Ri-signficare significa trovare un senso agli accadimenti, non limitarsi alla fenomenologia in cui ogni comportamento ha un significato statico ed una risposta standard, ma capire ciò che muove le persone. Significa che le giovani persone con cui interagiamo non sono eguali e non siamo eguali noi ed abbiamo bisogno di un continuo lavoro di ri-significazione per cogliere l’unicità di ciascuno e l’unicità del nostro rapporto con loro.

Questo è il lavoro base che noi chiamiamo “multivisione” quando nel gruppo si introducono diverse professionalità tra cui quella specifica di un uno psicologo e di un pedagogista specializzati nella conduzione di gruppi professionali che operano attraverso le relazioni. Questa riflessività multipla, che proviene da vertici osservativi diversi diventa la fonte di apprendimento per una nuova professionalità complessa in grado di operare in un ambiente complesso in continua trasformazione.

Attraverso il gruppo si sviluppa un pensiero ‘insaturo’ o poroso , ossia configurazioni mentali provvisorie aperte al cambiamento e ad accogliere nuovi punti di vista. I gruppi di pensiero sono realmente aperti, ossia non c’è mai una conclusione ‘sintetica’ ma sempre e solo un riannodare i fili per costruire una narrazione professionale sempre nuova.

In questo modo attraverso il gruppo si producono idee nuove, si catturano pensieri che vagano nell’aria senza che siano stati prodotti da una singola persona, si affrontano i timori che impediscono l’apprendimento professionale: il timore di sbagliare, quello di essere inadeguati, quello di poter ‘far male’ ai nostri interlocutori, il senso di scoramento che deriva dall’essere a costante contatto con forme di degrado umano e sociale.

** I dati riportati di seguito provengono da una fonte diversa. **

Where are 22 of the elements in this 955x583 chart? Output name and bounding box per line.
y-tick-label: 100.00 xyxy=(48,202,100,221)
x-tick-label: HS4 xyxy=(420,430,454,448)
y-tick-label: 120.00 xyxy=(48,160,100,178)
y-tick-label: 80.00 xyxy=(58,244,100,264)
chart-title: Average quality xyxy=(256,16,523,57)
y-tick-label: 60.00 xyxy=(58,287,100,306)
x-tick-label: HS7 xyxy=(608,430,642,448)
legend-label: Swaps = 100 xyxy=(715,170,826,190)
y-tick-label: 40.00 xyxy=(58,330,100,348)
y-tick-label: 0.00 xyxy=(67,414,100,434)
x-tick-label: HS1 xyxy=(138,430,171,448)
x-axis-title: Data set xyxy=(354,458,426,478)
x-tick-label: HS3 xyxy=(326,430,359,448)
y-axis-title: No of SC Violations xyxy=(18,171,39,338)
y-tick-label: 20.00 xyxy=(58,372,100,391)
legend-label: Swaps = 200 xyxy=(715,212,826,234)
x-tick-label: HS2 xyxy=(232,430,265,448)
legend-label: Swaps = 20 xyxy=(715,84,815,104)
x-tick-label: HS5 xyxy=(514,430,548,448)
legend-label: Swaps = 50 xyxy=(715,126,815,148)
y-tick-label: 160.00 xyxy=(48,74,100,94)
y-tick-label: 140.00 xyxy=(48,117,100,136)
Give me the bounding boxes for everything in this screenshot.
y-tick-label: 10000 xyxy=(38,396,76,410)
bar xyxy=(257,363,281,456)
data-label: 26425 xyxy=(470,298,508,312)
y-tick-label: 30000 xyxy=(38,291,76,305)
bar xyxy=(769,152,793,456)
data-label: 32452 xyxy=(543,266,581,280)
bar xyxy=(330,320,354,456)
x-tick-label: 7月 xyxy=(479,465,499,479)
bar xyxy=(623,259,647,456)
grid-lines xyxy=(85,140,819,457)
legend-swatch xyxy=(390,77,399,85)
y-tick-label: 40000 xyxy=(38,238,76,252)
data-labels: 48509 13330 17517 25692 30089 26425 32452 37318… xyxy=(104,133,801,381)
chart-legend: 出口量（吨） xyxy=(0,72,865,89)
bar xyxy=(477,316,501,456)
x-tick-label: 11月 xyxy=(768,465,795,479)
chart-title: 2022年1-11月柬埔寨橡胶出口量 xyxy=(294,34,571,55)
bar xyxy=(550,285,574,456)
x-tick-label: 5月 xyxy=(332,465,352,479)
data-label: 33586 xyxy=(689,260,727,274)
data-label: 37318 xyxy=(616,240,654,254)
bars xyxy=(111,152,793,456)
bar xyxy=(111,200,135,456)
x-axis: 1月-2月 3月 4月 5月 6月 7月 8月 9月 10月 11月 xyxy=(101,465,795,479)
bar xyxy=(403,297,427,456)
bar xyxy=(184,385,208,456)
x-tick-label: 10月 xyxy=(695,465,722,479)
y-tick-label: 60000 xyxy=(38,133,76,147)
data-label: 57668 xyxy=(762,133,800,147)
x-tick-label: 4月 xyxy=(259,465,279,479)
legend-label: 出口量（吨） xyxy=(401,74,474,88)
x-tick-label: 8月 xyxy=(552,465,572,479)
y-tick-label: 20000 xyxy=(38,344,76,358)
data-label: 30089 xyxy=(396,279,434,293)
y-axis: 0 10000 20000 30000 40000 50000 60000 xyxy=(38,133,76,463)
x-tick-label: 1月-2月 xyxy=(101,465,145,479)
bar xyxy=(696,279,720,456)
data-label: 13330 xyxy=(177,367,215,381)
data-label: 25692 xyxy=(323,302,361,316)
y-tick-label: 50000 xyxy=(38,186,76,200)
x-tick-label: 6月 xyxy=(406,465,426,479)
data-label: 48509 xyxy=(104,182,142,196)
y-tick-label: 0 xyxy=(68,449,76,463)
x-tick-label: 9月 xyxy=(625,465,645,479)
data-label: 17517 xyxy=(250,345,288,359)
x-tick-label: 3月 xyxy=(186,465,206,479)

In questo modo noi esercitiamo l’autorità, ci rendiamo responsabili di fronte a noi stessi e difronte agli interlocutori e facciamo crescere noi stessi e gli altri, siamo quindi autori e possiamo avere un’immagine positiva dell’autorità e quindi esercitarla con i nostri interlocutori. Questo ci consente anche di rivisitare le regole e istituirne di nuove avendo come criterio generatore quello che le regole devono sostenere l’azione e la crescita piuttosto che limitarle. Spesso i docenti hanno un bisogno ossessivo di regole limitanti perché questo placa ansie e timori. Uno degli effetti importanti del lavoro riflessivo è invece la produzione di regole che aiutano a crescere e a star bene.